Проснувшись, чувствую себя так, словно меня придавила бетонная стена. Натурально невозможно пошевелиться; впрочем, лежать неподвижно тоже достаточно тяжело. И дышать не то чтобы получается. То есть я не мучаюсь от удушья, но если этот вялотекущий убогий процесс и есть дыхание, значит, я – мох и лишайник. Или вообще корнеплод.

Так, стоп, – думаю я, – это я, что ли, умер? Нет, правда? Даже не смешно. Нет на это моего согласия. Мы только разыгрались. Не пойдет.
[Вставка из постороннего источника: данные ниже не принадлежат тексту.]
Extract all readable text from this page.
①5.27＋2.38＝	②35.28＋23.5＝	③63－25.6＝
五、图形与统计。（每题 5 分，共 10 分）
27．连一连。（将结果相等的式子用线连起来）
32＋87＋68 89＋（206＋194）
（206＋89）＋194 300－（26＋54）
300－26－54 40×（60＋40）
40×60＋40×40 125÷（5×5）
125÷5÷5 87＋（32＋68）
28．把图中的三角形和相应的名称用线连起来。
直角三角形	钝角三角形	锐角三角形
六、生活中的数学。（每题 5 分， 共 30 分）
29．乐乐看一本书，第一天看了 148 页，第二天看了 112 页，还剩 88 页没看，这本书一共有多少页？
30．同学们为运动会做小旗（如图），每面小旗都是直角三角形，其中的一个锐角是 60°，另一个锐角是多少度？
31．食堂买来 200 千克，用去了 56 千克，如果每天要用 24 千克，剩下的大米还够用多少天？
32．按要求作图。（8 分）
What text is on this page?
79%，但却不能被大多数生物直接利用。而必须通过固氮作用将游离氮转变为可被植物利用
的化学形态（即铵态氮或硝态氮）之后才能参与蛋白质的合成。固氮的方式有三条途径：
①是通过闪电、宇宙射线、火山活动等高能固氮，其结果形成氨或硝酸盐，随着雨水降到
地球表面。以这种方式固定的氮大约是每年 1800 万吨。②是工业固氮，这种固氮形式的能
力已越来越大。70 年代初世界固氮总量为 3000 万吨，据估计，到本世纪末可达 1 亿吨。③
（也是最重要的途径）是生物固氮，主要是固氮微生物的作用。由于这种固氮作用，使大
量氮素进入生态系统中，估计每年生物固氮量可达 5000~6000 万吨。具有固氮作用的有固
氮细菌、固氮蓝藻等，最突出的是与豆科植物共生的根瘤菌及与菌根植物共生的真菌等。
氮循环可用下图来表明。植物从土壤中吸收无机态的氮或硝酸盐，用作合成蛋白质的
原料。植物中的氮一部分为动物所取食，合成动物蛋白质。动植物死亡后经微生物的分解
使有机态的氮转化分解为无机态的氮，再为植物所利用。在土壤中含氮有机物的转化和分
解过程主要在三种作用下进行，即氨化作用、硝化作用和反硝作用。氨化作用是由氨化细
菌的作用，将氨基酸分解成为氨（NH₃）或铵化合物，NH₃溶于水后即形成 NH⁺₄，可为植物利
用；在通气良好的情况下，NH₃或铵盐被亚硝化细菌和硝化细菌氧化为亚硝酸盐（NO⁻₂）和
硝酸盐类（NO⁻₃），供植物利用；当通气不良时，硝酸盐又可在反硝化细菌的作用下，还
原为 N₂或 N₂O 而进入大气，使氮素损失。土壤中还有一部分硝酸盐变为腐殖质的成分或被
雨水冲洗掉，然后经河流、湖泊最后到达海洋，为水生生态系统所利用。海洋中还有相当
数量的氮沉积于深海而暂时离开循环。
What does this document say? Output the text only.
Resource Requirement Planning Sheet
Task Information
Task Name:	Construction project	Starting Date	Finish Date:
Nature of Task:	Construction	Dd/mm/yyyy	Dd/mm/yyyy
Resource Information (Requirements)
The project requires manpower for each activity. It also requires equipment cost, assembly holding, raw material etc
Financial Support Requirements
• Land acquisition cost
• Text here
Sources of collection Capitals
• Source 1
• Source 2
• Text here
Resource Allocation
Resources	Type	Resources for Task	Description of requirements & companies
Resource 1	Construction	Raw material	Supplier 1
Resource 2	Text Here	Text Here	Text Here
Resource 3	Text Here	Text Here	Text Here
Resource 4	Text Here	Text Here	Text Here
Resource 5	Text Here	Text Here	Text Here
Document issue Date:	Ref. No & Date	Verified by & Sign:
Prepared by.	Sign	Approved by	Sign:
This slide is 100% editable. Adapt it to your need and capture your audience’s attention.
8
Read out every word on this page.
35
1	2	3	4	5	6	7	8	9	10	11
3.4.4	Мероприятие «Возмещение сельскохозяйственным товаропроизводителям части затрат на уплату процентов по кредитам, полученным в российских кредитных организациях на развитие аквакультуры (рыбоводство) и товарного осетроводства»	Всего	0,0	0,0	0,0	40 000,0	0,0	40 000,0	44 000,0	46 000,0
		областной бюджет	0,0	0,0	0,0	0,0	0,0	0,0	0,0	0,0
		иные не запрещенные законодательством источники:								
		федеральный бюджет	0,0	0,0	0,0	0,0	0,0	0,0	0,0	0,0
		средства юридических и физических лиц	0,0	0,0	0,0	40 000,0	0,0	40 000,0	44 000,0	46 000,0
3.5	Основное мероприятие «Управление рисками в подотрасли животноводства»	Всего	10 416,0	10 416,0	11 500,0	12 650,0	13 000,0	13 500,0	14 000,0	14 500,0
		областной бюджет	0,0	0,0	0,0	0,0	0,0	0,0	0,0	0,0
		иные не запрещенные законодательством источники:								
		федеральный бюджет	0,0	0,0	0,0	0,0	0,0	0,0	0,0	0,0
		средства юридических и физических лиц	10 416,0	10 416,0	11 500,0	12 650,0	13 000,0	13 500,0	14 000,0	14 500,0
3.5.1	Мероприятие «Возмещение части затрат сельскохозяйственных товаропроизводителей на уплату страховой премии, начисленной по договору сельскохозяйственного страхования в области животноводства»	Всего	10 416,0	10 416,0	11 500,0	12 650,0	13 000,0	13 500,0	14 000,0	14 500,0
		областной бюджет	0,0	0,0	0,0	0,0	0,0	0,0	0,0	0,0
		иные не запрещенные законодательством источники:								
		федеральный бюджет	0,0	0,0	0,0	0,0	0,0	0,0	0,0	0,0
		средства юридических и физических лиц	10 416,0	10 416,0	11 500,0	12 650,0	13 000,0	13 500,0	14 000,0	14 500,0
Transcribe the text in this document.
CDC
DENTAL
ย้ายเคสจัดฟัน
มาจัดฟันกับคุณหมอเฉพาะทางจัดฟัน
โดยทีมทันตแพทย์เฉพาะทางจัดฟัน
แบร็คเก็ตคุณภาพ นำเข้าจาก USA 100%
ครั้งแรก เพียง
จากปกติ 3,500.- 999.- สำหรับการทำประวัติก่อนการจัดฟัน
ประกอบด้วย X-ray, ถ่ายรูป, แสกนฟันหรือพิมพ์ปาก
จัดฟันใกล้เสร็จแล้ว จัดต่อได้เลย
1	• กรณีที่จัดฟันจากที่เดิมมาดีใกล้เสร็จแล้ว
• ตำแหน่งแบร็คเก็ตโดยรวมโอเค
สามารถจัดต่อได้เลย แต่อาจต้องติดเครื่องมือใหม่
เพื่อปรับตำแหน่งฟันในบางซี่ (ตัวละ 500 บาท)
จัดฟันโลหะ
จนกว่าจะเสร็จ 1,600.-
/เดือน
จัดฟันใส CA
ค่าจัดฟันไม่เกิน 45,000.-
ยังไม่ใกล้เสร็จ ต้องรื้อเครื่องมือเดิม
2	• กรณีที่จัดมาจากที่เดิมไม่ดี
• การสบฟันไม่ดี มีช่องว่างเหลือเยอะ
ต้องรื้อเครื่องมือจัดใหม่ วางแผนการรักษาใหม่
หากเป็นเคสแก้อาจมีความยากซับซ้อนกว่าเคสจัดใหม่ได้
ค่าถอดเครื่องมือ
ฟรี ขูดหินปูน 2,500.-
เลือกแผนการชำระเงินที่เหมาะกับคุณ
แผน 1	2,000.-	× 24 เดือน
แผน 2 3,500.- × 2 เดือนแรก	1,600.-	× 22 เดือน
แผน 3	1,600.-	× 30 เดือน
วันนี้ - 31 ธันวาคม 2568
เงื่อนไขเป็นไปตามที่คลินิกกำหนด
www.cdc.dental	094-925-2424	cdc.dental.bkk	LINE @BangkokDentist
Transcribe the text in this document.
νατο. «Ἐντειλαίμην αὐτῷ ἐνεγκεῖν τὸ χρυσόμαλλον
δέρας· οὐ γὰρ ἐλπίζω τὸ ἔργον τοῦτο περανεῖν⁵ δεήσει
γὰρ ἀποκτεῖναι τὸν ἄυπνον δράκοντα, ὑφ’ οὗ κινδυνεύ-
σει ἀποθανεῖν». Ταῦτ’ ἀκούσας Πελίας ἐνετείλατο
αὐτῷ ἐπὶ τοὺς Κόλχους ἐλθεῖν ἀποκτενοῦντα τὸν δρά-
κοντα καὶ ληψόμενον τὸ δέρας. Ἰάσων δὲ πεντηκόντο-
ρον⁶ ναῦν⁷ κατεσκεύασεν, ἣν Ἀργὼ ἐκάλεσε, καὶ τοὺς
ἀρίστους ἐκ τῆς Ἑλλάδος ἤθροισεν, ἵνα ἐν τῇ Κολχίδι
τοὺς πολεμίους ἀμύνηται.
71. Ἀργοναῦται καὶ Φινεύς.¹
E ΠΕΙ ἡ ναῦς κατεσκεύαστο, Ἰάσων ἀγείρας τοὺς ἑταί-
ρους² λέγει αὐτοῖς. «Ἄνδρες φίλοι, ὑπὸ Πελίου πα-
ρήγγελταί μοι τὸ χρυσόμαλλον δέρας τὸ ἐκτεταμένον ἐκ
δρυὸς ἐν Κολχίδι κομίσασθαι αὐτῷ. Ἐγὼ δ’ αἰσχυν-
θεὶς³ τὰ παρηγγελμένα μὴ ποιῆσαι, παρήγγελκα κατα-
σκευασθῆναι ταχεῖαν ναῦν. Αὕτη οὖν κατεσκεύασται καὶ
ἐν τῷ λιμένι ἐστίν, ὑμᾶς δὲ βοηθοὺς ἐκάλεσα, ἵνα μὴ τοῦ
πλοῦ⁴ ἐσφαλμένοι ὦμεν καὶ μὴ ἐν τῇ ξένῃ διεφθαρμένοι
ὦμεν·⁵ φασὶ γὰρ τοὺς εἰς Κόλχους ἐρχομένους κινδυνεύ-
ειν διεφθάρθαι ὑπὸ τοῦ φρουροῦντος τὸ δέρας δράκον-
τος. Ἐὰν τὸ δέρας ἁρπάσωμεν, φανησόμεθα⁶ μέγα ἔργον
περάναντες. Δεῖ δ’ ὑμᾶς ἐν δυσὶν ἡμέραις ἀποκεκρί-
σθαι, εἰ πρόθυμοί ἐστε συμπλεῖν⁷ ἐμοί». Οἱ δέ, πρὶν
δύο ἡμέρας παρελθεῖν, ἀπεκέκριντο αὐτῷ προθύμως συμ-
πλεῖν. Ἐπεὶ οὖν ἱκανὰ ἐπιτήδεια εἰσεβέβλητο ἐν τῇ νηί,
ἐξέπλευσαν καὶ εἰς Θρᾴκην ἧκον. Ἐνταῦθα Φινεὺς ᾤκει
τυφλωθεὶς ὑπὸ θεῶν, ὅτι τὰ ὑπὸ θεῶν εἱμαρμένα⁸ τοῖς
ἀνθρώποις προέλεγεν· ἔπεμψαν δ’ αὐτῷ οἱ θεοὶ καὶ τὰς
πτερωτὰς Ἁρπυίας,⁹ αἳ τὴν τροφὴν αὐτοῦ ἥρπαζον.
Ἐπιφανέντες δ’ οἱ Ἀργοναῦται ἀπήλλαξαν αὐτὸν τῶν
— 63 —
Открываю глаза, оглядываюсь. Ну, вроде лежу не в гробу и даже не в морге. Из полумрака, не то предрассветного, не то вечернего, не то просто следствия расстройства зрения, проступает какая-то странная комната, заставленная предметами непонятного пока назначения – моя? Не моя? Не знаю. Что вообще означает – «моя»? Построенная своими руками? Придуманная? Купленная? Полученная в наследство? Собственноручно заколдованная до полной неузнаваемости? Выделенная властями для моего заключения? Примерещившаяся в бреду? Как вообще присваиваются помещения? Или как помещения присваивают нас? Я сейчас не очень-то понимаю, как здесь все устроено. И где это собственно – «здесь»? И когда – «сейчас»?